'a big step forward'
In what's being lauded as "a big step forward" in the fight against the ongoining coronavirus pandemic, drug regulators in Britain on Thursday approved drug company Merck's experimental COVID-19 treatment, making the U.K. the first country in the world to authorize the oral antiviral pill, The Washington Post and Reuters report.
British health secretary Sajid Javid decreed Thursday "a historic day" for his country, adding that the drug's approval "will be a game changer for the most vulnerable and the immunosuppressed, who will soon be able to receive the groundbreaking treatment," per The New York Times.

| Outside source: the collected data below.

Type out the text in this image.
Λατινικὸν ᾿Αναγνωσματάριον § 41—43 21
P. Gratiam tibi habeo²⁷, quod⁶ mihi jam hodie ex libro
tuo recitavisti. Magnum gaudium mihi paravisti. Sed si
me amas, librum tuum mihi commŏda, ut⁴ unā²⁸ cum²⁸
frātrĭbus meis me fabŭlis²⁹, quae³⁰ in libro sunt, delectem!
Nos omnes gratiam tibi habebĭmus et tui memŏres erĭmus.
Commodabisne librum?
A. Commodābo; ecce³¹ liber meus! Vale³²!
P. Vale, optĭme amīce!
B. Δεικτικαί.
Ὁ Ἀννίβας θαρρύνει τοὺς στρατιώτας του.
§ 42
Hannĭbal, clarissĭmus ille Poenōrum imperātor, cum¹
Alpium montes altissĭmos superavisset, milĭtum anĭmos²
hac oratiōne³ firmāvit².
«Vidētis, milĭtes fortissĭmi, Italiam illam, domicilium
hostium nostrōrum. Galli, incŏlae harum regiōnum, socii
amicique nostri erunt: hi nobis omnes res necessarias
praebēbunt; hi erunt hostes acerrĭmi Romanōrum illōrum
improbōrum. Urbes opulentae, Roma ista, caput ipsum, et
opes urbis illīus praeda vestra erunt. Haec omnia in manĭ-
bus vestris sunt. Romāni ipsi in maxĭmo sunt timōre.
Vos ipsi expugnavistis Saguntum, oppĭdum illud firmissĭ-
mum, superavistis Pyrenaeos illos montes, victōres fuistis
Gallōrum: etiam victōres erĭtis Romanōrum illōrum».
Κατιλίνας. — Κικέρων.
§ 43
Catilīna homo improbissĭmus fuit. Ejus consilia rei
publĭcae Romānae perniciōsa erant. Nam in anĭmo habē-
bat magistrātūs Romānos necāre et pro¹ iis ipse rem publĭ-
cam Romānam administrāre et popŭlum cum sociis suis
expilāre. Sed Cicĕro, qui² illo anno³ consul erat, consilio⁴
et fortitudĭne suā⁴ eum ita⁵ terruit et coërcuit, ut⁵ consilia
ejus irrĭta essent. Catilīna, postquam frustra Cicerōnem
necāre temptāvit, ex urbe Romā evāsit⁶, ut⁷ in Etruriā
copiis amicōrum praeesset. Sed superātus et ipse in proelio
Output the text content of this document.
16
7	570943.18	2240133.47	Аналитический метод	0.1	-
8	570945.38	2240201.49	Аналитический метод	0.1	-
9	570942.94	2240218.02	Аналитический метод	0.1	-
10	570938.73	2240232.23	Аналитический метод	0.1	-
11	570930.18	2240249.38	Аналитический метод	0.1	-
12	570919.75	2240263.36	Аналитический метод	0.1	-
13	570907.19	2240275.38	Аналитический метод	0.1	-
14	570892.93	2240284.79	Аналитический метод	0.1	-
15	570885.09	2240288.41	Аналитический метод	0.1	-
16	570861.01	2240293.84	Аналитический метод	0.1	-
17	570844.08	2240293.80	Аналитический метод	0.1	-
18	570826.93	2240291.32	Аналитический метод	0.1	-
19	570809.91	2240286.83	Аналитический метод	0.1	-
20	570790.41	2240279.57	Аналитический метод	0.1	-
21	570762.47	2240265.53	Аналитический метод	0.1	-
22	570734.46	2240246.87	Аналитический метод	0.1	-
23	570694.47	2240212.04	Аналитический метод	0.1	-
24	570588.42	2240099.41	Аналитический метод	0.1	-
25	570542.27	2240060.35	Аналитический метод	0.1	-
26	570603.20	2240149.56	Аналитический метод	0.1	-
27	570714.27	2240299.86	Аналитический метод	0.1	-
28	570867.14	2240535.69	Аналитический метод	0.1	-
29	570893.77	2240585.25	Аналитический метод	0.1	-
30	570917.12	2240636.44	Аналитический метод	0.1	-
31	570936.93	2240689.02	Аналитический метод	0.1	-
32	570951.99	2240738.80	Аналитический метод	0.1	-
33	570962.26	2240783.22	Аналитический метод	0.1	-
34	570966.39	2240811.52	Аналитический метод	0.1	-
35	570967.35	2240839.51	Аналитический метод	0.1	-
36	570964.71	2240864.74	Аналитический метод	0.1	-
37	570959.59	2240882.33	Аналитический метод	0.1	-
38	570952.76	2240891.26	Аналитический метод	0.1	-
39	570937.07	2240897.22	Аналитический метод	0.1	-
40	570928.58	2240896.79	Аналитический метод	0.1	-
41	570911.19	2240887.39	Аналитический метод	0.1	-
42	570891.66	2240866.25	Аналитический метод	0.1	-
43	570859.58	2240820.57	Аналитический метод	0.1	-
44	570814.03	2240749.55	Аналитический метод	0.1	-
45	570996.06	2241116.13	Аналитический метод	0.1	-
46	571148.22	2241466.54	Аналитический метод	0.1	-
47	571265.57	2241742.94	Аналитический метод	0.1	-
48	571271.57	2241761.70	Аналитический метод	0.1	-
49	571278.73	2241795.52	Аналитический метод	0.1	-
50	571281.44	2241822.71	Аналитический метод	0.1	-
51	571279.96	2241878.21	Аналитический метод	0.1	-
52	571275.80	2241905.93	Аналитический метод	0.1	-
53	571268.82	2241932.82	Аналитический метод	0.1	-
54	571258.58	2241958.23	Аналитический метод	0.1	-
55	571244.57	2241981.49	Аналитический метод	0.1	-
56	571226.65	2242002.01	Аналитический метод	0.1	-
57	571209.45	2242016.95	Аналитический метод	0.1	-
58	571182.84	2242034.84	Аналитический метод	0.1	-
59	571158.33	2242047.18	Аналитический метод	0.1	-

Merck's oral COVID treatment is the first of its kind to be authorized, "with the green light coming ahead of potential U.S. regulatory clearance," Reuters writes. U.S. counterparts will meet this month to discuss the stateside authorization of the drug, known as molnupiravir.
Javid also said the U.K.'s National Health Service is working in conjunction with the government to make plans "to deploy molnupiravir to patients through a national study as soon as possible."
A global clinical trial showed molnupiravir reduced COVID hospitalizations and deaths by almost half in higher-risk adult patients with mild to moderate illness, per the Post. Experts believe the pill's (hopeful) widespread authorization will live up to its "huge potential" to fight COVID — because pills are easier to take, make, and store, they will likely be "particularly useful in lower- to middle-income countries with weaker infrastructure and limited vaccine supplies," the Post explains.
Suerie Moon, co-director of the Global Health Center at the Graduate Institute of International and Development Studies of Geneva, said the authorization is "very significant in terms of giving patients and the public a large confidence that this treatment can be widely used."